Au début Période jurassique, une créature semblable à un calmar était en train de dévorer un crustacé, quand elle a été interrompue par une autre bête marine, peut-être un requin, qui a grignoté son côté spongieux et l’a tué, selon une nouvelle étude.

Le requin a nagé, mais le crustacé et l’animal ressemblant à un calmar – une créature à 10 bras et à deux nageoires appelée bélemnite – ont coulé au fond de la mer, où ils se sont fossilisés ensemble au cours des époques suivantes dans ce qui est aujourd’hui l’Allemagne.

Les 180 millions d’années qui en résultent fossile est « unique », l’un des « 10 spécimens de bélemnites avec [well-preserved] tissus mous dans le monde », a déclaré le chercheur principal de l’étude Christian Klug, conservateur du musée paléontologique de l’Université de Zurich et professeur à son institut de paléontologie dans un courrier électronique.

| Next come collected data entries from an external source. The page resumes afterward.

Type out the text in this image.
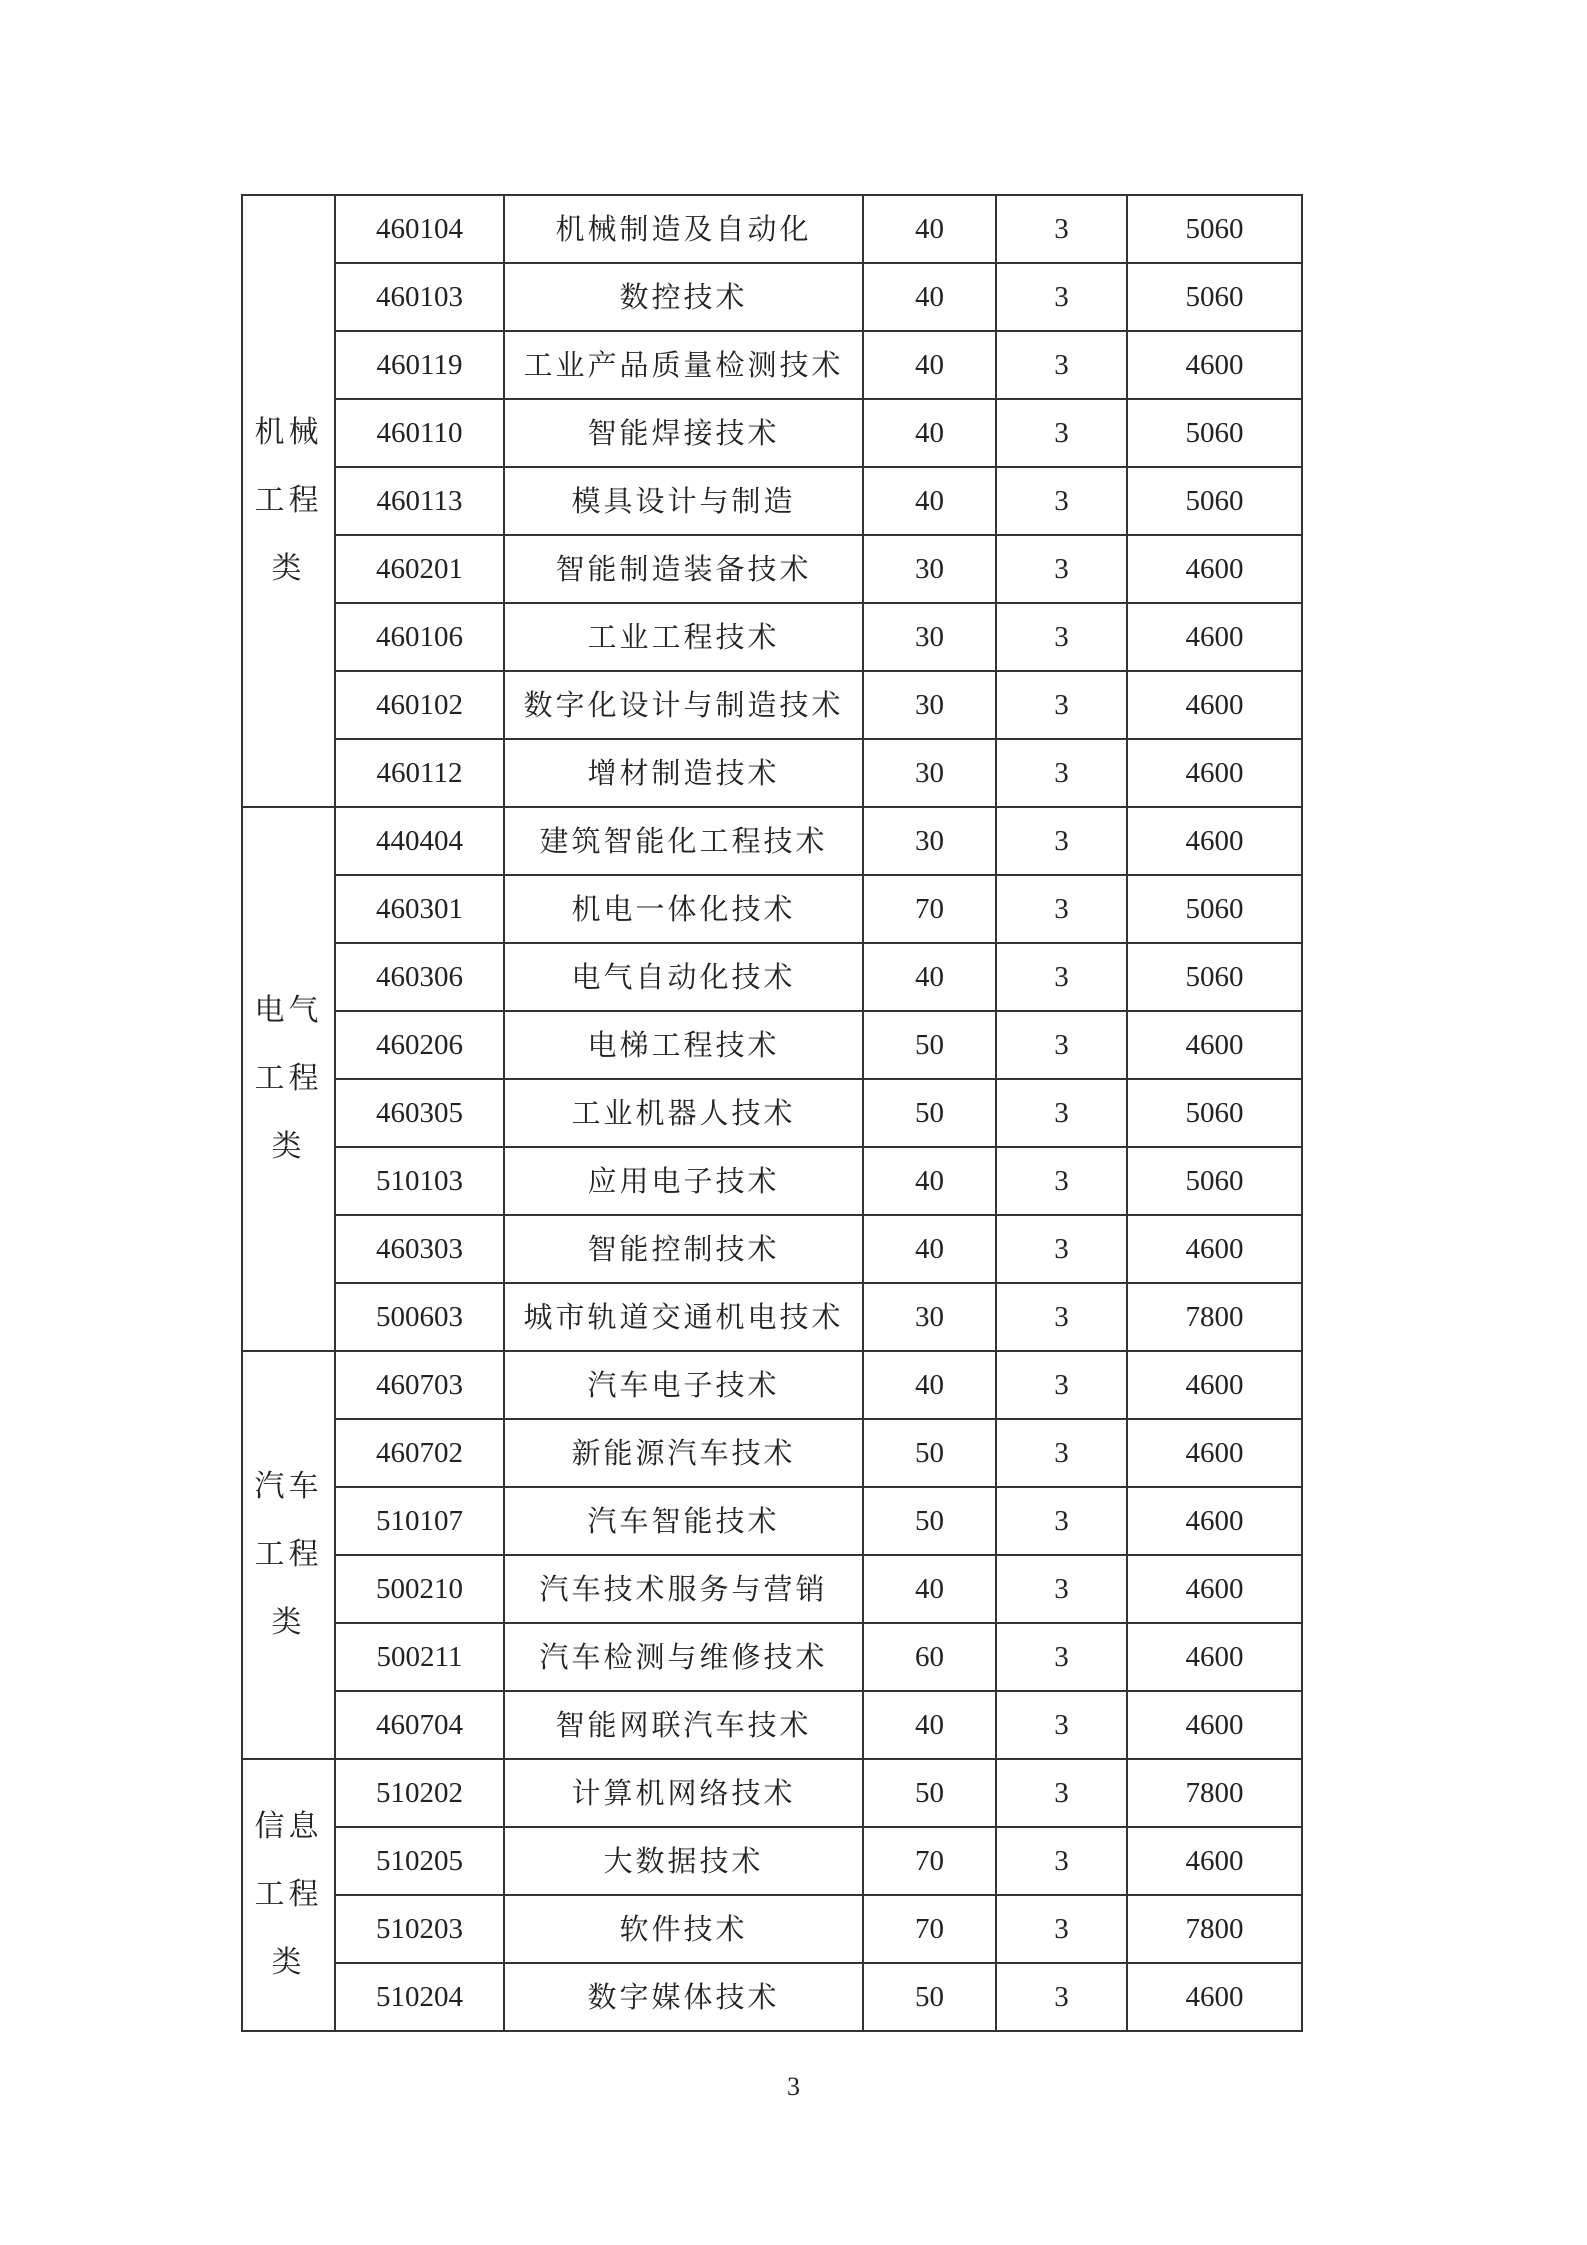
机械工程类	460104	机械制造及自动化	40	3	5060
	460103	数控技术	40	3	5060
	460119	工业产品质量检测技术	40	3	4600
	460110	智能焊接技术	40	3	5060
	460113	模具设计与制造	40	3	5060
	460201	智能制造装备技术	30	3	4600
	460106	工业工程技术	30	3	4600
	460102	数字化设计与制造技术	30	3	4600
	460112	增材制造技术	30	3	4600
电气工程类	440404	建筑智能化工程技术	30	3	4600
	460301	机电一体化技术	70	3	5060
	460306	电气自动化技术	40	3	5060
	460206	电梯工程技术	50	3	4600
	460305	工业机器人技术	50	3	5060
	510103	应用电子技术	40	3	5060
	460303	智能控制技术	40	3	4600
	500603	城市轨道交通机电技术	30	3	7800
汽车工程类	460703	汽车电子技术	40	3	4600
	460702	新能源汽车技术	50	3	4600
	510107	汽车智能技术	50	3	4600
	500210	汽车技术服务与营销	40	3	4600
	500211	汽车检测与维修技术	60	3	4600
	460704	智能网联汽车技术	40	3	4600
信息工程类	510202	计算机网络技术	50	3	7800
	510205	大数据技术	70	3	4600
	510203	软件技术	70	3	7800
	510204	数字媒体技术	50	3	4600
3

Le spécimen montre également comment les prédateurs deviennent parfois eux-mêmes des proies. « Les prédateurs ont tendance à être heureux lorsqu’ils mangent, oubliant de prêter une grande attention à leur environnement et au danger potentiel », a déclaré Klug. « Cela pourrait expliquer pourquoi le bélemnite a été attrapé, mais il n’y a aucune preuve pour cela. »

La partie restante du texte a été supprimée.